COOPS CREEK, TDOT AMENDMENT
Then came time for two different decisions to be made regarding the next step in the greenway: To vote on an amendment to funding by the Tennessee Department of Transportation (TDOT), and to consider bids on the construction.
Phase 2 of Coops Creek Trail will involve construction of a crosswalk where the trail currently ends next to Sonic restaurant on Rankin Avenue, construction of the trail behind the strip mall to cross Jones Drive to the county schools complex, and then a parking lot and trailhead that join the trail to bike lanes on TN 28 south of Dunlap.
TDOT rejected all bids that had been received previously, upped both their grant funding and the city's required match, and then ordered the project re-bid.
Under the TDOT amendment, the bids that ranged from $1.021 million to $1.4 million were rejected. The budget went from $503,147 in state grant and $125,786 city match to $1.226 million in state funds and $306,562 in city funds. The city does not have that extra money available to put in the project at this time.
With construction planned to begin about February, the commission determined that the additional funds could be put in the FY 2019-20 budget.
“We can raise property taxes or try issuing capital outlay notes,” Hatfield suggested. “We can issue capital outlay notes up to 12 years. I wouldn't want to raise taxes for this one item, because taxes are there from now on. I wouldn't raise taxes.”
“It's hard to turn down an 80-to-20 match when we're planning for the future,” Harmon said. “We'll just have to tighten our belts and pay for it.”
The commission voted unanimously to accept the TDOT amendment.
COOPS CREEK, PHASE 2 BIDS
Then came time to vote on bids submitted for construction of Coops Creek, Phase 2. A low bid of $855,647 by Adams Contracting, LLC, of Lexington, Ky., was accepted by unanimous vote.
Land said plans are to have the new section of trail open before the
start of school in 2020. The commission would like to use any extra funds available to put lighting along the trail.
In other business, the Dunlap City Commission:
- Approved an increase in compensation to Farmer-Morgan commensurate with the increased budget from TDOT, which would be the “standard percentage,” according to Comm. Jones.
- Heard Dunlap Police Chief Clint Huth report 365 calls in October, which resulted in 116 arrests or citations.
Chief Huth also expressed thanks to Marion Animal Rescue Connection (MARC) and McKamey Animal Clinic for helping handle 100 cats and dogs rescued from the “first ever” animal hoarders arrested by local police.

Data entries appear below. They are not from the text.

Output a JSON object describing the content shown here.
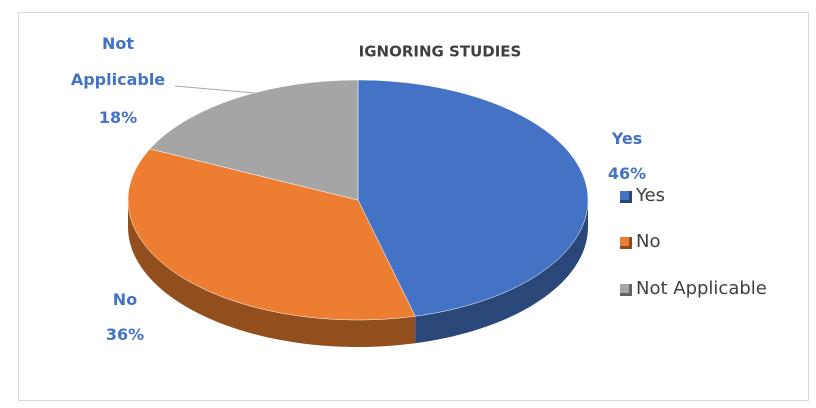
{
  "chart_data": {
    "type": "pie3d",
    "title": "IGNORING STUDIES",
    "categories": [
      "Yes",
      "No",
      "Not Applicable"
    ],
    "values": [
      46,
      36,
      18
    ],
    "value_labels": [
      "46%",
      "36%",
      "18%"
    ],
    "colors": [
      "#4472c4",
      "#ed7d31",
      "#a5a5a5"
    ],
    "legend": "right"
  }
}
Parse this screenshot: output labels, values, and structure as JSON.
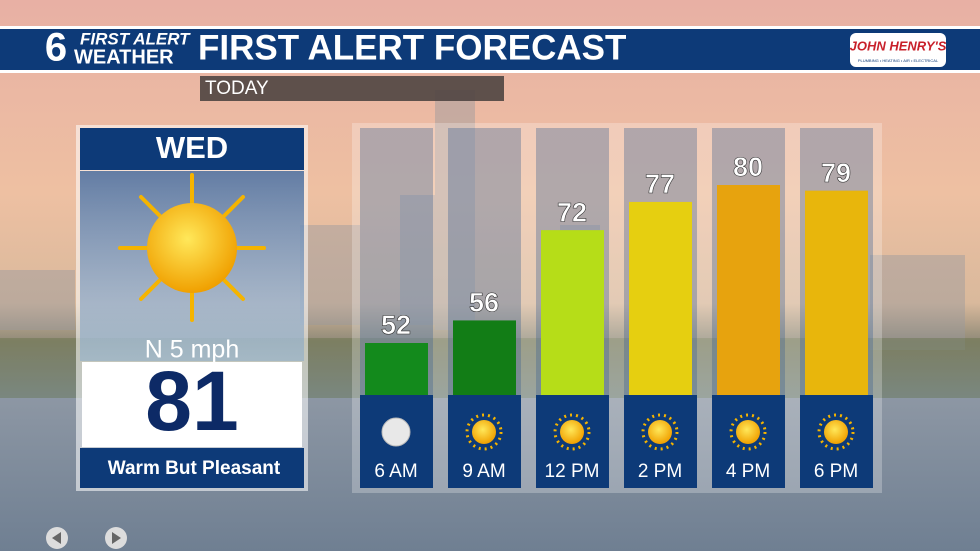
{
  "header": {
    "brand_number": "6",
    "brand_line1": "FIRST ALERT",
    "brand_line2": "WEATHER",
    "title": "FIRST ALERT FORECAST",
    "sponsor": "JOHN HENRY'S",
    "sponsor_tagline": "PLUMBING • HEATING • AIR • ELECTRICAL"
  },
  "period": "TODAY",
  "day_panel": {
    "day": "WED",
    "wind": "N 5 mph",
    "high": 81,
    "description": "Warm But Pleasant"
  },
  "chart_data": {
    "type": "bar",
    "categories": [
      "6 AM",
      "9 AM",
      "12 PM",
      "2 PM",
      "4 PM",
      "6 PM"
    ],
    "values": [
      52,
      56,
      72,
      77,
      80,
      79
    ],
    "colors": [
      "#138a1c",
      "#127d16",
      "#b6dd18",
      "#e6cf10",
      "#e7a30e",
      "#e8b60c"
    ],
    "icons": [
      "moon",
      "sun",
      "sun",
      "sun",
      "sun",
      "sun"
    ]
  }
}
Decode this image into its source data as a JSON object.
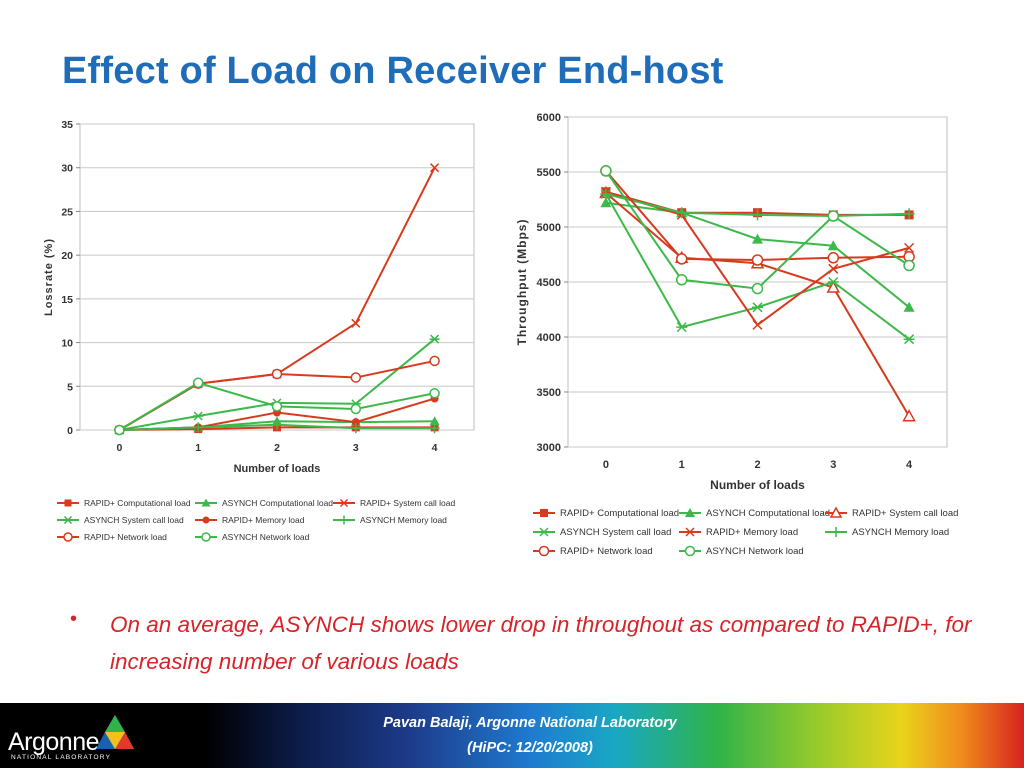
{
  "slide": {
    "title": "Effect of Load on Receiver End-host",
    "bullet": "On an average, ASYNCH  shows lower drop in throughout as compared to RAPID+, for increasing number of various loads"
  },
  "footer": {
    "line1": "Pavan Balaji, Argonne National Laboratory",
    "line2": "(HiPC: 12/20/2008)",
    "logo_text": "Argonne",
    "logo_subtext": "NATIONAL LABORATORY"
  },
  "colors": {
    "title": "#1f6db8",
    "rapid": "#d83a1e",
    "asynch": "#3cb94a",
    "bullet": "#d8232a"
  },
  "chart_data": [
    {
      "type": "line",
      "xlabel": "Number of loads",
      "ylabel": "Lossrate (%)",
      "x": [
        0,
        1,
        2,
        3,
        4
      ],
      "ylim": [
        0,
        35
      ],
      "yticks": [
        0,
        5,
        10,
        15,
        20,
        25,
        30,
        35
      ],
      "grid": true,
      "legend_position": "bottom",
      "series": [
        {
          "name": "RAPID+ Computational load",
          "color": "#d83a1e",
          "marker": "square",
          "values": [
            0,
            0.1,
            0.3,
            0.3,
            0.3
          ]
        },
        {
          "name": "ASYNCH Computational load",
          "color": "#3cb94a",
          "marker": "triangle",
          "values": [
            0,
            0.3,
            1.0,
            0.9,
            1.0
          ]
        },
        {
          "name": "RAPID+ System call load",
          "color": "#d83a1e",
          "marker": "x",
          "values": [
            0,
            5.3,
            6.4,
            12.2,
            30
          ]
        },
        {
          "name": "ASYNCH System call load",
          "color": "#3cb94a",
          "marker": "star",
          "values": [
            0,
            1.6,
            3.1,
            3.0,
            10.4
          ]
        },
        {
          "name": "RAPID+ Memory load",
          "color": "#d83a1e",
          "marker": "dot",
          "values": [
            0,
            0.3,
            2.0,
            0.9,
            3.6
          ]
        },
        {
          "name": "ASYNCH Memory load",
          "color": "#3cb94a",
          "marker": "plus",
          "values": [
            0,
            0.3,
            0.6,
            0.2,
            0.2
          ]
        },
        {
          "name": "RAPID+ Network load",
          "color": "#d83a1e",
          "marker": "circle",
          "values": [
            0,
            5.3,
            6.4,
            6.0,
            7.9
          ]
        },
        {
          "name": "ASYNCH Network load",
          "color": "#3cb94a",
          "marker": "circle",
          "values": [
            0,
            5.4,
            2.7,
            2.4,
            4.2
          ]
        }
      ]
    },
    {
      "type": "line",
      "xlabel": "Number of loads",
      "ylabel": "Throughput (Mbps)",
      "x": [
        0,
        1,
        2,
        3,
        4
      ],
      "ylim": [
        3000,
        6000
      ],
      "yticks": [
        3000,
        3500,
        4000,
        4500,
        5000,
        5500,
        6000
      ],
      "grid": true,
      "legend_position": "bottom",
      "series": [
        {
          "name": "RAPID+ Computational load",
          "color": "#d83a1e",
          "marker": "square",
          "values": [
            5320,
            5130,
            5130,
            5110,
            5110
          ]
        },
        {
          "name": "ASYNCH Computational load",
          "color": "#3cb94a",
          "marker": "triangle",
          "values": [
            5220,
            5130,
            4890,
            4830,
            4270
          ]
        },
        {
          "name": "RAPID+ System call load",
          "color": "#d83a1e",
          "marker": "triangle-open",
          "values": [
            5310,
            4720,
            4670,
            4450,
            3280
          ]
        },
        {
          "name": "ASYNCH System call load",
          "color": "#3cb94a",
          "marker": "star",
          "values": [
            5300,
            4090,
            4270,
            4500,
            3980
          ]
        },
        {
          "name": "RAPID+ Memory load",
          "color": "#d83a1e",
          "marker": "x",
          "values": [
            5320,
            5110,
            4110,
            4620,
            4810
          ]
        },
        {
          "name": "ASYNCH Memory load",
          "color": "#3cb94a",
          "marker": "plus",
          "values": [
            5300,
            5130,
            5110,
            5100,
            5120
          ]
        },
        {
          "name": "RAPID+ Network load",
          "color": "#d83a1e",
          "marker": "circle",
          "values": [
            5510,
            4710,
            4700,
            4720,
            4730
          ]
        },
        {
          "name": "ASYNCH Network load",
          "color": "#3cb94a",
          "marker": "circle",
          "values": [
            5510,
            4520,
            4440,
            5100,
            4650
          ]
        }
      ]
    }
  ]
}
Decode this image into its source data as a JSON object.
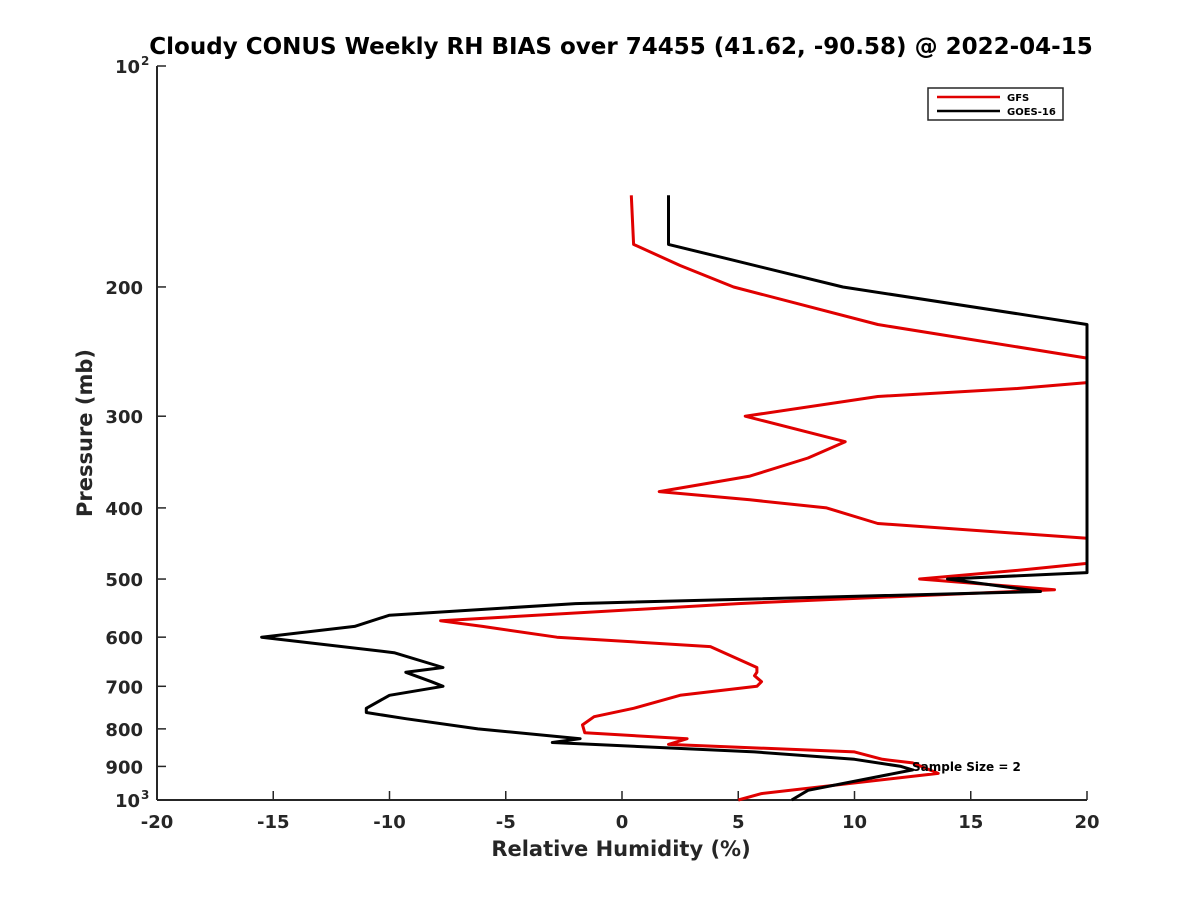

“To date, we have five or six cats remaining,” Huth said. “The rest of them have either been adopted out to various homes or are in foster homes. There was a tremendous outpouring of donations, and 30 people at a time showing up to volunteer, from as far away as Knoxville. But without MARC we would've been struggling.”
The Dunlap City Commission meets the third Thursday of each month, at 6 p.m. CST, in the upstairs commission chambers of City Hall, Rankin Avenue, Dunlap. Meetings are open to the public.